Puppy nutrition has different requirements that those of a grown dog. Puppies are going through a lot of development very quickly while dogs are just trying to maintain a proper weight and health level. This requires different types of food.

Puppy Nutritional Requirements

In the first few months of your puppy's life, he goes through many changes such as bone and joint development, cognitive development and brain growth, muscle development, internal organ growth and immune system development.

To meet these requirements, puppies need much more protein than adult dogs. Puppy food is formulated to include a higher protein count, but the quality of the protein is also important. Make sure the first three ingredients of the food you buy are protein sources, not "meat by-products" or any type of grain such as corn, wheat or white rice.

Just as with human children, calcium and phosphorus are important for bone and teeth growth and development. Omega fatty acids are also important. If these are not included in your puppy food, you can find Omega-3 capsules at any health food or grocery store.

Fats are also an important part of a puppy diet because they provide more energy and make the diet more palatable. Just make sure to feed your dog based on the average requirements, not maximum. An overweight puppy can experience health problems later in life.

Dog's stomachs are set up to attack foreign objects, so puppies that are fed only one protein or only one type of food will have trouble switching foods later in life. You should vary your food type and protein source when puppies are young, careful to change foods slowly.
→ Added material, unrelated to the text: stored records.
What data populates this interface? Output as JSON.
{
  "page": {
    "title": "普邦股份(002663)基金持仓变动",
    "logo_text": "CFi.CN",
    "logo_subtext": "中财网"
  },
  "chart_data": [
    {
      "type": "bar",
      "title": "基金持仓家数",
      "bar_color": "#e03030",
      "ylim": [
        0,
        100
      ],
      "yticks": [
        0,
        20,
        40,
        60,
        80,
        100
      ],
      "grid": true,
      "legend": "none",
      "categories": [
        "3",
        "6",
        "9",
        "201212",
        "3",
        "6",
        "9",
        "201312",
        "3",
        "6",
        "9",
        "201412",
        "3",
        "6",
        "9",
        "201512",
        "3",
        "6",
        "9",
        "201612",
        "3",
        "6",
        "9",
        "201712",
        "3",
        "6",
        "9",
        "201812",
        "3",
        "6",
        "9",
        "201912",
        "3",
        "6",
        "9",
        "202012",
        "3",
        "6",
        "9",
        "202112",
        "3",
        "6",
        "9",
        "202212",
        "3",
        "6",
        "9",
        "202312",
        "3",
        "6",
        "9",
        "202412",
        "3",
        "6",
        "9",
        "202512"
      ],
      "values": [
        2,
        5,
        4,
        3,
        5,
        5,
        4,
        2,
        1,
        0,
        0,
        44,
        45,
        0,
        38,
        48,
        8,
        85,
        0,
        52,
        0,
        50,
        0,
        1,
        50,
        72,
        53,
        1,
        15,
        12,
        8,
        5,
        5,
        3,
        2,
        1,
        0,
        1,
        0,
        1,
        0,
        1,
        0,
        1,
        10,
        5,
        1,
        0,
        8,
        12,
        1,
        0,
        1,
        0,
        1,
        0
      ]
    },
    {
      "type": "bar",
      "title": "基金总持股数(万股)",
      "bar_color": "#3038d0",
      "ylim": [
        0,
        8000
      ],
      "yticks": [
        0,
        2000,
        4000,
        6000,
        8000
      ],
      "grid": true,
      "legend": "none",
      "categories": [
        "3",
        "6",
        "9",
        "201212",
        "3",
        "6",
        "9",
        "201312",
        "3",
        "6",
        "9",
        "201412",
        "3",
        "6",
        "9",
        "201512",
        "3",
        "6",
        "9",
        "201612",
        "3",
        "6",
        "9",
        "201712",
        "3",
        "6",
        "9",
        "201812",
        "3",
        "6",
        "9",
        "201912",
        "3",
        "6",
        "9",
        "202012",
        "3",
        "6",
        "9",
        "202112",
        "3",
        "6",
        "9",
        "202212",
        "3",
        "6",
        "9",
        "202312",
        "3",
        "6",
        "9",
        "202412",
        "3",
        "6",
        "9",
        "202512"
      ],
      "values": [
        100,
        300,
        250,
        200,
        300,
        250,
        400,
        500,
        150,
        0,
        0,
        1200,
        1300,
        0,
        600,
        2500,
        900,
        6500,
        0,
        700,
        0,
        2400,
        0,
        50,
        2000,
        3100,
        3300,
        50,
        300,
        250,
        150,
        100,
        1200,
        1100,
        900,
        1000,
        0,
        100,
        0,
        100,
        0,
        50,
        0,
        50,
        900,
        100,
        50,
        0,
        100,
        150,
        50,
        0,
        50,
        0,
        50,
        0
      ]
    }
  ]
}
Adult Dog Nutritional Requirements

Adult dogs have stopped growing and developing. Thus, they need fewer calories and a more balanced diet for maintaining healthy bones, muscles and internal organs rather than creating them. Puppies require 25 percent protein and 17 percent fat content in their food. Adult dogs require 18 percent protein and 9-15 percent fat, more if your dog participates in dog sports.

As such, protein levels and fat levels should be lower, but quality of protein is still important. Though you are overall looking for a lower percentage of protein, the first three ingredients in your food should still have quality protein.

Puppies will usually switch to their adult food between one and two years. Smaller breeds mature more quickly, so they may begin eating adult food around a year while a large breed may be closer to two years.

If your puppy is starting to put on weight, it may be time to switch to an adult food. You also might be overfeeding or feeding a food with too many fillers that your dog can't digest. These just turn to sugar in your dog's system.

Quality nutrition is important for your dog at all stages of life. However, it is even more important during your dog's first year as key development is taking place. Be sure to read dog food labels to ensure you are providing the proper amount of nutrition.